There are often stories in the press about people, including youngsters, abusing animals.

I read recently about the prosecution of a 16-year-old boy who horrendously abused a kitten.

Gratuitous cruelty towards animals is only the tip of the iceberg; these crimes are more prevalent than people may realise.

They are committed by children and adults. As a volunteer involved in wildlife rescue, I regularly find animals with air rifle and stoning injuries. One alarming incident saw me challenge a man who was teaching his young son to fire a catapult at seagulls floating under the Palace Pier with the obvious intent of hitting one.

I am not suggesting everyone who abuses animals is going to become a serial killer or rapist, but research shows animal abuse is not an isolated form of violence.

Rather, it indicates a violent nature. Those who engage in it are likely to harm people as well.

It has been suggested that abusing an animal is a way for a human to find power, joy and fulfilment through the torture of a victim they know cannot defend itself.

This is a precursor to the abuse of vulnerable humans such as children, the elderly and the disabled. Statistics show that in 80% of all child abuse cases, there is also a history of animal abuse.

The NSPCC has produced a leaflet for professionals on the links between abuse of animals, children and domestic violence, so it would seem it takes this possible link very seriously.

Acts of animal cruelty are a warning sign, not of the inevitable but of the possible.

By reporting or responding to any incident committed by a child or an adult you may help to prevent the present and future suffering of both animals and humans.

Certain animals are often demonised and vilified, particularly herring gulls, pigeons and foxes.

This can be seen by those with a predisposition to cruelty as an incitement, a green-light condoning their actions.

As far as I’m concerned, this is as bad as throwing the stone or firing the gun.
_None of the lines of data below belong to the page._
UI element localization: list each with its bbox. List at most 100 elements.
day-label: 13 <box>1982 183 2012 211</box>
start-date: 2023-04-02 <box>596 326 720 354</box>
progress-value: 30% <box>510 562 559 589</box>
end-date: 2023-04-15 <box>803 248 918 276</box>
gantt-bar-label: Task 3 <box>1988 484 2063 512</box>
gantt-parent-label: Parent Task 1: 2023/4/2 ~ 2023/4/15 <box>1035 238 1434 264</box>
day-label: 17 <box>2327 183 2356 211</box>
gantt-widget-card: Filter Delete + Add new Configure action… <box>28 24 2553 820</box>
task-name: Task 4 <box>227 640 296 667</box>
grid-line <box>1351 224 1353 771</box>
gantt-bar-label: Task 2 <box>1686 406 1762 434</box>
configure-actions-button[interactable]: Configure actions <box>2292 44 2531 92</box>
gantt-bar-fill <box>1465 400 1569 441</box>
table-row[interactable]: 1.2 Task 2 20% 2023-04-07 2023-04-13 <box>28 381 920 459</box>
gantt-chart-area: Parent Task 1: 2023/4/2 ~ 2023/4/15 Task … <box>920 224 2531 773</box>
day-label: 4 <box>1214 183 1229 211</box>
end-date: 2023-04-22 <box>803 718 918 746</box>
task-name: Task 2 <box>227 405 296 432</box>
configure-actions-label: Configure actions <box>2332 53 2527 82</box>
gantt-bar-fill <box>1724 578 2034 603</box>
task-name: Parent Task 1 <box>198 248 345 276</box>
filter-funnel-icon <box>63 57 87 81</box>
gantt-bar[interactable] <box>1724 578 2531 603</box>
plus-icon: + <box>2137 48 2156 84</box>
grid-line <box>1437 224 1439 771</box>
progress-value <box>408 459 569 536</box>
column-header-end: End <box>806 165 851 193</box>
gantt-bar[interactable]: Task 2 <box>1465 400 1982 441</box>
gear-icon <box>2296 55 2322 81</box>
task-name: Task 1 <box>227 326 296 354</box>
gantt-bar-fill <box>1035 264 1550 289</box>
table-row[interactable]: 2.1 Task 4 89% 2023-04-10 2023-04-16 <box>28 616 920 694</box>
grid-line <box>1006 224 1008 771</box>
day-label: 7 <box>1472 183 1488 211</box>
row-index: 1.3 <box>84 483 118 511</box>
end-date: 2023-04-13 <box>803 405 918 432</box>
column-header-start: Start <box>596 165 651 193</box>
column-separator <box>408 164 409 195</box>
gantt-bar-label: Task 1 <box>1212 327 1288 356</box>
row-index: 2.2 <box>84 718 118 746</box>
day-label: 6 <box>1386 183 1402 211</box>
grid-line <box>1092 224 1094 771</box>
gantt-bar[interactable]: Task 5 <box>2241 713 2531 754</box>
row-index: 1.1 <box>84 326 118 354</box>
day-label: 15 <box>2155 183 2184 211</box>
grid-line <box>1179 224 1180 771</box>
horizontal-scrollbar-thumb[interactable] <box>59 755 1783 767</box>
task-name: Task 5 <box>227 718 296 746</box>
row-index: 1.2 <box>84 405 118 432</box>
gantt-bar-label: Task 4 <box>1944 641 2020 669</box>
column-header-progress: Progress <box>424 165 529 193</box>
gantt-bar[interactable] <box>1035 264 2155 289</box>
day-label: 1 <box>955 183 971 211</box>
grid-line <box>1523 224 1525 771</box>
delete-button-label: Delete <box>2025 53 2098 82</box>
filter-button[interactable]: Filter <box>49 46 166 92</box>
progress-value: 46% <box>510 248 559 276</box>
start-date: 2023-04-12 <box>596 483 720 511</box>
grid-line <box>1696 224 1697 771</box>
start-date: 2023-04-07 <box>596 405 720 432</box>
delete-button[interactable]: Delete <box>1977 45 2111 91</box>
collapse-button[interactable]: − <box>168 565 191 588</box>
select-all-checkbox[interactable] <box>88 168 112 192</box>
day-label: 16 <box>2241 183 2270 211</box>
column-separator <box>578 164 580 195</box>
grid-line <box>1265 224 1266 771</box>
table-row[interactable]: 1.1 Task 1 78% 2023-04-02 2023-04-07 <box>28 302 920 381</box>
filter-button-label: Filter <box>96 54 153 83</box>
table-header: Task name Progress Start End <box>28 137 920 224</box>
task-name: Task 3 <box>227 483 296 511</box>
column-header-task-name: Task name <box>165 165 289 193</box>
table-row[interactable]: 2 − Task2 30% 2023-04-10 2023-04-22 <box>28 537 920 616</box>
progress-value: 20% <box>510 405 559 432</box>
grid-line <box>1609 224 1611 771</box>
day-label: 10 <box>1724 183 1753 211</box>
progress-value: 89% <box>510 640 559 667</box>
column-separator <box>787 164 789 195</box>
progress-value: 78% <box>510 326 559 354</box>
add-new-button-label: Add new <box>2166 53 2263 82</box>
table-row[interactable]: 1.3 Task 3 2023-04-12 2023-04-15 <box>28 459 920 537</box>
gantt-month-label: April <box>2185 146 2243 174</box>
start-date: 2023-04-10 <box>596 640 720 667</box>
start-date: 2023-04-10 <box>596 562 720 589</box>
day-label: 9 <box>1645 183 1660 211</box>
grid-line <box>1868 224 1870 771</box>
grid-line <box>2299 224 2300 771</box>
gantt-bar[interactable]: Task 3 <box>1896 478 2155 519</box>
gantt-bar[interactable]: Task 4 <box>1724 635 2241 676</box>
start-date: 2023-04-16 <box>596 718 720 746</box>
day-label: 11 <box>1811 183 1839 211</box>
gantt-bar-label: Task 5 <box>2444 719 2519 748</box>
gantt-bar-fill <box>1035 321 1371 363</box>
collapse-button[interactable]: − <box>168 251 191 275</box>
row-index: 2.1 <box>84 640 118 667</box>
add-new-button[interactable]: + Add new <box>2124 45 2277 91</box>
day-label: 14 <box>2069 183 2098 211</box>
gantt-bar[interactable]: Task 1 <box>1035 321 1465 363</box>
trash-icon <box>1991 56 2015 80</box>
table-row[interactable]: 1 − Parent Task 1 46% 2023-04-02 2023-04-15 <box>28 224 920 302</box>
Animal abuse knows no social boundaries – it could be committed by the person living next to you or by the child sat next to yours at school.

In my work with wildlife, I have met some amazing children who have found an injured creature, called for help and shown great compassion and respect.

If society teaches children that the suffering of animals does matter, with adults as role models, this world would be a better place.